Il 27 febbraio si festeggia San Gabriele dell’Addolorata, all’anagrafe Francesco Possenti chiamato “Checchino” per la sua dolcezza e bontà d’animo che gli valsero l’appellativo di “Santo del sorriso“. Patrono di Civitanova Marche, Bovolente e Martin Sicuro, San Gabriele dell’Addolorata è considerato il protettore di chi lavora nella comunicazione perché incarna il simbolo dell’arcangelo che annunciò alla vergine Maria la venuta in terra di Cristo per suo tramite. Isola Gran Sasso d’Italia, dove spirò il giovane Francesco ancor prima di essere ordinato sacerdote, è sede di un convento francescano poi divenuto un santuario a lui dedicato. Lì, ogni anno, viene rievocata con solenni celebrazioni il 27 febbraio, data del suo decesso, la memoria del santo, in particolare gli ultimi giorni di sofferenza in cui non perse mai la voglia di sorridere e aiutare gli altri.
Ispirandosi a quella lezione di vita il santuario è oggi impegnato nella raccolta di fondi destinati al sostentamento dei bambini poveri di Angola e Tanzania. San Gabriele dell’Addolorata non è il solo santo ad essere celebrato il 27 febbraio. Fra gli altri si ricordano Sant’Onorina, vergine e martire, San Luca monaco del monastero del Santissimo Salvatore, Sant’Ippolito abate e San Gregorio di Narek dottore della Chiesa.

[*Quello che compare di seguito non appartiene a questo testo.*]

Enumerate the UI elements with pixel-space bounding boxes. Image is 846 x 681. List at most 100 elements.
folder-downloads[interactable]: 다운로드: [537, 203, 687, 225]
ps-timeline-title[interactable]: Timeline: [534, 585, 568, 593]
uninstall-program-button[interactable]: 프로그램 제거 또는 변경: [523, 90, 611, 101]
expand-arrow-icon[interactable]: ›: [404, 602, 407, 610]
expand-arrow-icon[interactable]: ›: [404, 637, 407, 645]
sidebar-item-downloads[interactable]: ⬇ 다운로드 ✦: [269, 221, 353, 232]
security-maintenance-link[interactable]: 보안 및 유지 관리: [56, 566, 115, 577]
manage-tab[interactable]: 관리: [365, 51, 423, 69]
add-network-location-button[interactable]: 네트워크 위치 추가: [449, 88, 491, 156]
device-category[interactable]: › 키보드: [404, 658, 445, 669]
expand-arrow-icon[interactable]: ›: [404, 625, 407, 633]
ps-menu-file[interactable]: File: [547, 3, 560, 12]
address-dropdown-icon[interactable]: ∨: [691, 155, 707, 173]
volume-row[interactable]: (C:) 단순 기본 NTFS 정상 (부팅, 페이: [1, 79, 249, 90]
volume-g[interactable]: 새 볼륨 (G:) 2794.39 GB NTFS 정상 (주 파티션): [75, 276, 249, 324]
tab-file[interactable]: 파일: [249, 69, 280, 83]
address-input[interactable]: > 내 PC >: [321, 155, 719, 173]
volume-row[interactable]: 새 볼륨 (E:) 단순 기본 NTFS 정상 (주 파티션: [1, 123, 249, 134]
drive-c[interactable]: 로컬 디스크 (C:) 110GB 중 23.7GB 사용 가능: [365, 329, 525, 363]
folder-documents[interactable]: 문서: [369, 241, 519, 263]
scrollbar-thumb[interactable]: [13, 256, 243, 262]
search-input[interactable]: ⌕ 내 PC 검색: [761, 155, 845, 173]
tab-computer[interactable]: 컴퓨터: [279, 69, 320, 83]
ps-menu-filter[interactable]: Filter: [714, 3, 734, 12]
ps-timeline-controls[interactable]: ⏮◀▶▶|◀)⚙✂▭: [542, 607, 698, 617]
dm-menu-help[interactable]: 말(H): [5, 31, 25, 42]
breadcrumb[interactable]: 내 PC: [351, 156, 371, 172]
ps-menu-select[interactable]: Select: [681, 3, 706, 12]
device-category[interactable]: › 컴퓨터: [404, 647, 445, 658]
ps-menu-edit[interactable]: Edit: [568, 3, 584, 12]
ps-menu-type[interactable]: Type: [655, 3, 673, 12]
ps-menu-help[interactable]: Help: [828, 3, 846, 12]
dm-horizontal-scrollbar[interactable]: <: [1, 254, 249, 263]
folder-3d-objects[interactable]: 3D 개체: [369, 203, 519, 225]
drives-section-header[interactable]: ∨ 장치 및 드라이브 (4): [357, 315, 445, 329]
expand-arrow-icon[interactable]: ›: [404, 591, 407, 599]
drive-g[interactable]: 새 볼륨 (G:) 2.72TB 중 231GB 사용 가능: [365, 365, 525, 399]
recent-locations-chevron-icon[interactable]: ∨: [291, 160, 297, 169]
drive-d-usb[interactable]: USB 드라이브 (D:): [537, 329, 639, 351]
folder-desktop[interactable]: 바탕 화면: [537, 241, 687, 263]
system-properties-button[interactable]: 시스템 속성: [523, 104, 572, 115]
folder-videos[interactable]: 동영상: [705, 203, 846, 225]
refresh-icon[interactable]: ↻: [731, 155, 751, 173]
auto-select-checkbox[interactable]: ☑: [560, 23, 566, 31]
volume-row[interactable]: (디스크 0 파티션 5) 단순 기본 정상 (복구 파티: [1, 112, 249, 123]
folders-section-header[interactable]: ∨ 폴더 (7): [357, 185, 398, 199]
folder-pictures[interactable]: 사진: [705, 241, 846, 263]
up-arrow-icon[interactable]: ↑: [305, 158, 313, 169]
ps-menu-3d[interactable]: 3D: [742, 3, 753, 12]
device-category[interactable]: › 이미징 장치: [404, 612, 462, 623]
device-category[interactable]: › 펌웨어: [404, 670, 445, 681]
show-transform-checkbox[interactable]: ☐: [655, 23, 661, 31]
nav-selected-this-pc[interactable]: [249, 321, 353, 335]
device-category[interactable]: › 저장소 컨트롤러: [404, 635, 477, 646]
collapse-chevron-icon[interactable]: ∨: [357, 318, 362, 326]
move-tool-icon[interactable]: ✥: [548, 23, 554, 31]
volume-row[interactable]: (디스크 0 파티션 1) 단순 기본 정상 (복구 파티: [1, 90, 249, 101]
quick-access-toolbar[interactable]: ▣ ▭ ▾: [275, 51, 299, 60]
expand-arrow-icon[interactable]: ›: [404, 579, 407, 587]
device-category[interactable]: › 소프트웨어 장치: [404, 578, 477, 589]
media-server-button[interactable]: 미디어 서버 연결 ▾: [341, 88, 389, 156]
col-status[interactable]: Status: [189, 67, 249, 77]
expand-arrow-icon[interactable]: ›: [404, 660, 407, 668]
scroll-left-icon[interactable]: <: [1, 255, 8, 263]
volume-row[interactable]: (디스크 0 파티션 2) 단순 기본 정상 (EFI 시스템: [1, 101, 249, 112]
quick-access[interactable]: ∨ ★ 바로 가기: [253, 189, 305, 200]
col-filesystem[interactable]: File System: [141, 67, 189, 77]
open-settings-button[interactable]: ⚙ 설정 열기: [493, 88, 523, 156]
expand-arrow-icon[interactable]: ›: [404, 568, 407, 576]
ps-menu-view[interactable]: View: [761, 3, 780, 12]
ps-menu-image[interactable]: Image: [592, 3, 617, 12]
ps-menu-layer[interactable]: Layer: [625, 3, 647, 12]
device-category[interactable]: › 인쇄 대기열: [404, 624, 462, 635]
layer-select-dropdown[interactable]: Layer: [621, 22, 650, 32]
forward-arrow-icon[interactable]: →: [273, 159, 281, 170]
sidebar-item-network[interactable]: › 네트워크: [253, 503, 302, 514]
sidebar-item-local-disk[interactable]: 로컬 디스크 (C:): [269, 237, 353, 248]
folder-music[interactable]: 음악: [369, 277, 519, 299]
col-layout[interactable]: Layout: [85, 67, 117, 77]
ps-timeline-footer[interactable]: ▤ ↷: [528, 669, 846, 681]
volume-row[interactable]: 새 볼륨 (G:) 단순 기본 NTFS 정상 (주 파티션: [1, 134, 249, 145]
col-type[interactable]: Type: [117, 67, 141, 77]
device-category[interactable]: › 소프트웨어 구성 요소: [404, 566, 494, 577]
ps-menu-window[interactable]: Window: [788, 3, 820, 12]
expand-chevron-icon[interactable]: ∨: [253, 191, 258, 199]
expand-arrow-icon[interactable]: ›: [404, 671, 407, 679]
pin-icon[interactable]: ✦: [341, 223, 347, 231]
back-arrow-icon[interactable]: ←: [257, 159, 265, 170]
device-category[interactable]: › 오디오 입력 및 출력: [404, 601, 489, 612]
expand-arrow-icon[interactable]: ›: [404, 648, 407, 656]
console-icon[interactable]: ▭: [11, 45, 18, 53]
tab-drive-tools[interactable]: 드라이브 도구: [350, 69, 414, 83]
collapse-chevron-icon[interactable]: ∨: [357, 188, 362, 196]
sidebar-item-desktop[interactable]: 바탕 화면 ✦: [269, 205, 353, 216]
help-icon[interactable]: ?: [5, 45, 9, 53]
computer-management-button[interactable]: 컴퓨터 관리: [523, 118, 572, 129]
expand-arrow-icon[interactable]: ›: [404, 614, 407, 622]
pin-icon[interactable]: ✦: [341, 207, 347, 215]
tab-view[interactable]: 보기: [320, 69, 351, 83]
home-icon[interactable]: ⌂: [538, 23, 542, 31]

San Gabriele dell’Addolorata, la vita
San Gabriele dell’Addolorata era l’undicesimo di tredici figli nacque ad Assisi il 1° marzo 1838 e si spense nel 1862 a soli 24 anni per tubercolosi a Isola Gran Sasso d’Italia, in provincia di Teramo. Suo padre Sante fu governatore pontificio al servizio di due Papi, Gregorio XVI e Pio IX, ma la sua famiglia fu funestata da lutti e sventure, fra cui la perdita del primogenito nella prima guerra d’Indipendenza, il suicidio di un altro figlio e la morte prematura della moglie Agnese Frisciotti malata di leucemia. Solo il carattere mite e solare di Francesco lo aiutava a sopravvivere dandogli sollievo dalle disgrazie, ma quando perse anche lui si spense e finì i suoi giorni in solitudine nella sua Terni. Quel figlio tanto amato sentì presto nascere dentro di sé l’amore per la preghiera e la parola del Signore. Per quanto la sua adolescenza fosse segnata dalle passioni comuni ai ragazzi della sua età come il ballo, la caccia e i primi batticuori, il giovane capì subito che gli mancava qualcosa per essere pienamente felice.
Lasciatosi alle spalle la mondanità, con entusiasmo e coraggio abbracciò la vita religiosa come passionista, dopo una locuzione mariana ricevuta nella cattedrale di Spoleto a conferma di una vocazione pregressa e sincera. Il suo motto era “Iddìo così vuole, così voglio anch’io”. Per sua intercessione si tramandano miracoli e guarigioni, fra cui quella della santa Gemma Galgani, mistica lucchese con cui strinse un rapporto di profonda empatia e che strappò a morte certa con la sola forza della preghiera. Santificato nel 1920, la sua popolarità è testimoniata dalle migliaia di ex voto che riceve incessantemente da parte dei devoti.